An effective solution could be recognized by combining and expanding 2 existing programs: 3-year medical school and year-for-year tuition compensation for service in underserved areas. The largest development since Academic Medicine last evaluated this problem is the successful removal of the fourth-year curriculum from medical education that has been undertaken at 16 schools, with over a third of medical schools considering this accelerated pathway.3 The time-served-for-tuition model is currently used for those in uniformed services; however, this is limited in scope, does not aid the underserved, and requires a 7-year commitment.4 This model could be adopted by an expanded National Health Service Corps (NHSC). Presently, the maximum student loan reimbursement for 2 years of service in the NHSC is only $50,000, a small dent in the debt burden of physicians.5 Combining these existing plans allows a novel solution that gives physicians a debt-free start to their careers while encouraging practice in underserved areas.

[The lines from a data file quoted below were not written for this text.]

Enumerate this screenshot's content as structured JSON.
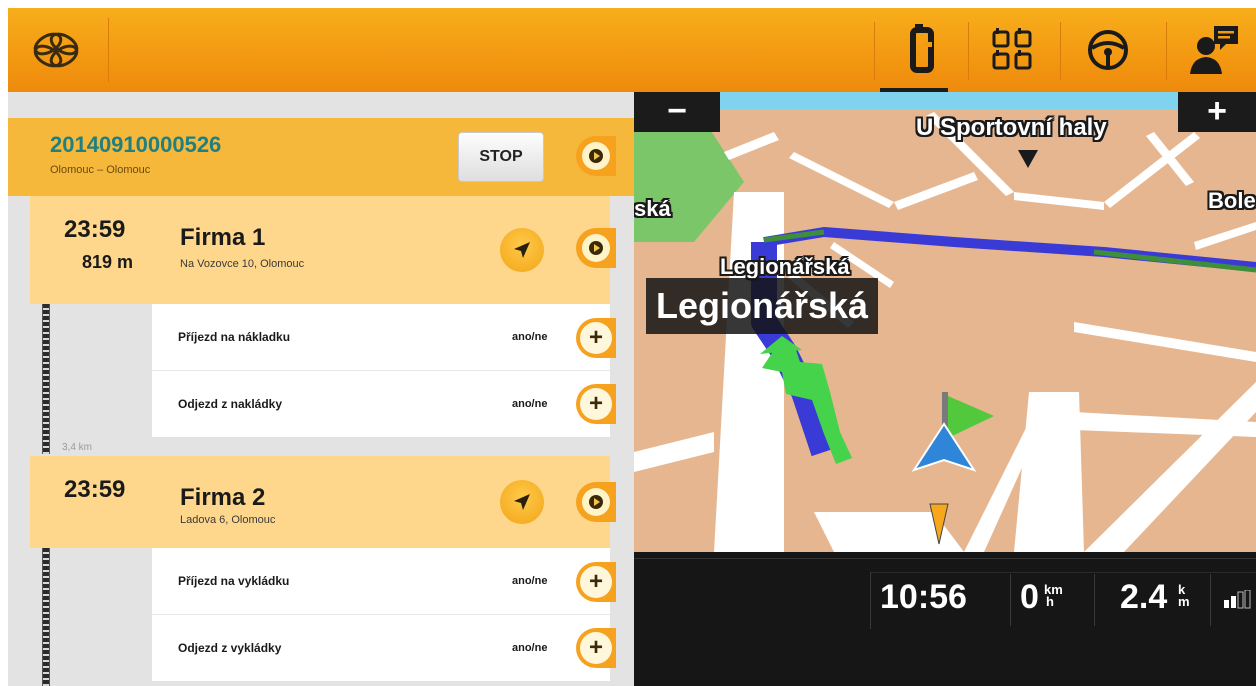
{
  "route": {
    "id": "20140910000526",
    "subtitle": "Olomouc – Olomouc",
    "stop_label": "STOP"
  },
  "stops": [
    {
      "time": "23:59",
      "distance": "819 m",
      "name": "Firma 1",
      "address": "Na Vozovce 10, Olomouc",
      "tasks": [
        {
          "label": "Příjezd na nákladku",
          "value": "ano/ne"
        },
        {
          "label": "Odjezd z nakládky",
          "value": "ano/ne"
        }
      ]
    },
    {
      "time": "23:59",
      "name": "Firma 2",
      "address": "Ladova 6, Olomouc",
      "tasks": [
        {
          "label": "Příjezd na vykládku",
          "value": "ano/ne"
        },
        {
          "label": "Odjezd z vykládky",
          "value": "ano/ne"
        }
      ]
    }
  ],
  "segment_distance": "3,4 km",
  "map": {
    "zoom_out": "−",
    "zoom_in": "+",
    "labels": {
      "u_sportovni_haly": "U Sportovní haly",
      "left_partial": "ská",
      "right_partial": "Bole",
      "legionarska_small": "Legionářská"
    },
    "current_street": "Legionářská"
  },
  "status": {
    "time": "10:56",
    "speed": "0",
    "speed_unit_top": "km",
    "speed_unit_bottom": "h",
    "distance": "2.4",
    "distance_unit_top": "k",
    "distance_unit_bottom": "m"
  },
  "toolbar": {
    "icons": [
      "route-icon",
      "stops-grid-icon",
      "steering-wheel-icon",
      "driver-message-icon"
    ],
    "active": "route-icon"
  },
  "colors": {
    "toolbar": "#f39a12",
    "route_header": "#f6b83a",
    "stop_card": "#ffd78c",
    "route_id": "#217f80",
    "route_line": "#3a3ad6",
    "guidance_arrow": "#44d34a"
  }
}
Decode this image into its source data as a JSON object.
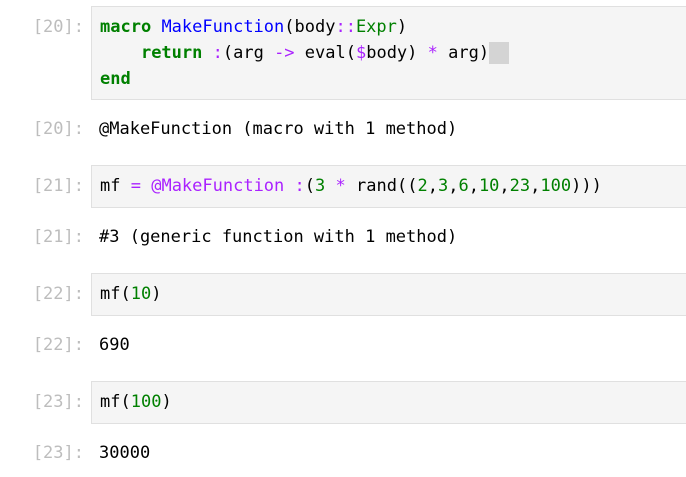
{
  "cells": [
    {
      "in_prompt": "[20]:",
      "line1": {
        "kw_macro": "macro",
        "fname": "MakeFunction",
        "open": "(body",
        "dcolon": "::",
        "type": "Expr",
        "close": ")"
      },
      "line2": {
        "indent": "    ",
        "kw_return": "return",
        "colon": ":",
        "open_arg": "(arg ",
        "arrow": "->",
        "eval_call": " eval(",
        "dollar": "$",
        "body": "body) ",
        "star": "*",
        "arg_close": " arg)"
      },
      "line3": {
        "kw_end": "end"
      },
      "out_prompt": "[20]:",
      "output": "@MakeFunction (macro with 1 method)"
    },
    {
      "in_prompt": "[21]:",
      "code": {
        "var": "mf ",
        "eq": "=",
        "sp": " ",
        "macro": "@MakeFunction",
        "sp2": " ",
        "colon": ":",
        "p1": "(",
        "n3": "3",
        "sp3": " ",
        "star": "*",
        "rand": " rand((",
        "n2": "2",
        "c1": ",",
        "n3b": "3",
        "c2": ",",
        "n6": "6",
        "c3": ",",
        "n10": "10",
        "c4": ",",
        "n23": "23",
        "c5": ",",
        "n100": "100",
        "close": ")))"
      },
      "out_prompt": "[21]:",
      "output": "#3 (generic function with 1 method)"
    },
    {
      "in_prompt": "[22]:",
      "code": {
        "call": "mf(",
        "arg": "10",
        "close": ")"
      },
      "out_prompt": "[22]:",
      "output": "690"
    },
    {
      "in_prompt": "[23]:",
      "code": {
        "call": "mf(",
        "arg": "100",
        "close": ")"
      },
      "out_prompt": "[23]:",
      "output": "30000"
    }
  ],
  "colors": {
    "keyword": "#008000",
    "function_name": "#0000ff",
    "operator": "#aa22ff",
    "number": "#008000",
    "prompt": "#bdbdbd",
    "input_background": "#f5f5f5"
  }
}
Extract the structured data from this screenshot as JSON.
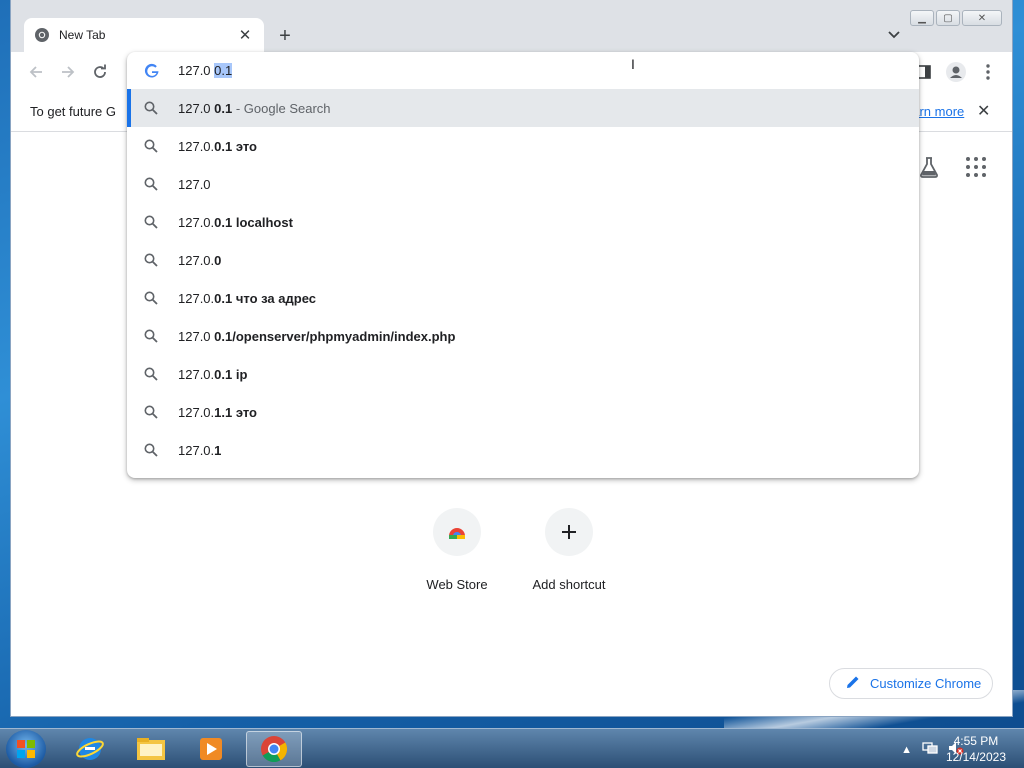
{
  "browser": {
    "tab": {
      "title": "New Tab",
      "favicon": "chrome-icon",
      "close_label": "✕"
    },
    "new_tab_label": "+",
    "window_controls": [
      "minimize",
      "maximize",
      "close"
    ]
  },
  "infobar": {
    "message": "To get future G",
    "link": "earn more",
    "close": "✕"
  },
  "omnibox": {
    "typed": "127.0 ",
    "selected": "0.1",
    "suggestions": [
      {
        "plain": "127.0 ",
        "bold": "0.1",
        "hint": " - Google Search"
      },
      {
        "plain": "127.0.",
        "bold": "0.1 это",
        "hint": ""
      },
      {
        "plain": "127.0",
        "bold": "",
        "hint": ""
      },
      {
        "plain": "127.0.",
        "bold": "0.1 localhost",
        "hint": ""
      },
      {
        "plain": "127.0.",
        "bold": "0",
        "hint": ""
      },
      {
        "plain": "127.0.",
        "bold": "0.1 что за адрес",
        "hint": ""
      },
      {
        "plain": "127.0 ",
        "bold": "0.1/openserver/phpmyadmin/index.php",
        "hint": ""
      },
      {
        "plain": "127.0.",
        "bold": "0.1 ip",
        "hint": ""
      },
      {
        "plain": "127.0.",
        "bold": "1.1 это",
        "hint": ""
      },
      {
        "plain": "127.0.",
        "bold": "1",
        "hint": ""
      }
    ]
  },
  "shortcuts": [
    {
      "label": "Web Store",
      "icon": "web-store-icon"
    },
    {
      "label": "Add shortcut",
      "icon": "plus-icon"
    }
  ],
  "customize": {
    "label": "Customize Chrome"
  },
  "taskbar": {
    "apps": [
      "internet-explorer-icon",
      "explorer-icon",
      "media-player-icon",
      "chrome-icon"
    ],
    "time": "4:55 PM",
    "date": "12/14/2023"
  },
  "colors": {
    "accent": "#1a73e8",
    "suggestion_highlight": "#e5e8eb"
  }
}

Student debt will continue to be a major issue in the United States’ political landscape. Until we can address the issue of rising tuition, no iterations of loan forgiveness will solve the “cost” problem. Physicians are uniquely positioned to lead in innovating education and service models to fix this. The exorbitant cost of medical school is going to be addressed one way or another, and it behooves physicians to stay ahead of blunt federal policies that do not specifically consider the nuances of medical education.
Michael G. Jerkins, MD, MEd
Instructor of clinical medicine, Department of Internal Medicine and Pediatrics, University of Cincinnati Medical Center and Cincinnati Children’s Hospital, Cincinnati, Ohio.
Edwin S. Palmer, MD, MPH
Global health fellow, Boston Children’s Hospital, and core ethics faculty, Harvard Medical School, Boston, Massachusetts; firstname.lastname@example.org.
1. Adashi EY, Gruppuso PA. Commentary: The unsustainable cost of undergraduate medical education: An overlooked element of U.S. health care reform. Acad Med. 2010;85:763–765.
2. Kanter SL. 2010 Question of the year. Acad Med. 2010;85:1–2.
3. Cangiarella J, Gillespie C, Shea JA, Morrison G, Abramson SB. Accelerating medical education: A survey of deans and program directors. Med Educ Online. 2016;21:31794.
4. Waechter DM, Gilliland WR, Laughlin LW. The F. Edward Hébert School of Medicine model: Tuition-free medical school in exchange for public service. Acad Med. 2010;85:1683.
5. U.S. Department of Health and Human Services, Health Resources and Services Administration. National Health Service Corps Loan Repayment Program. https://nhsc.hrsa.gov/sites/default/files/NHSC/loan-repayment/nhsc-lrp-fact-sheet.pdf
. Published February 2019. Accessed January 8, 2020.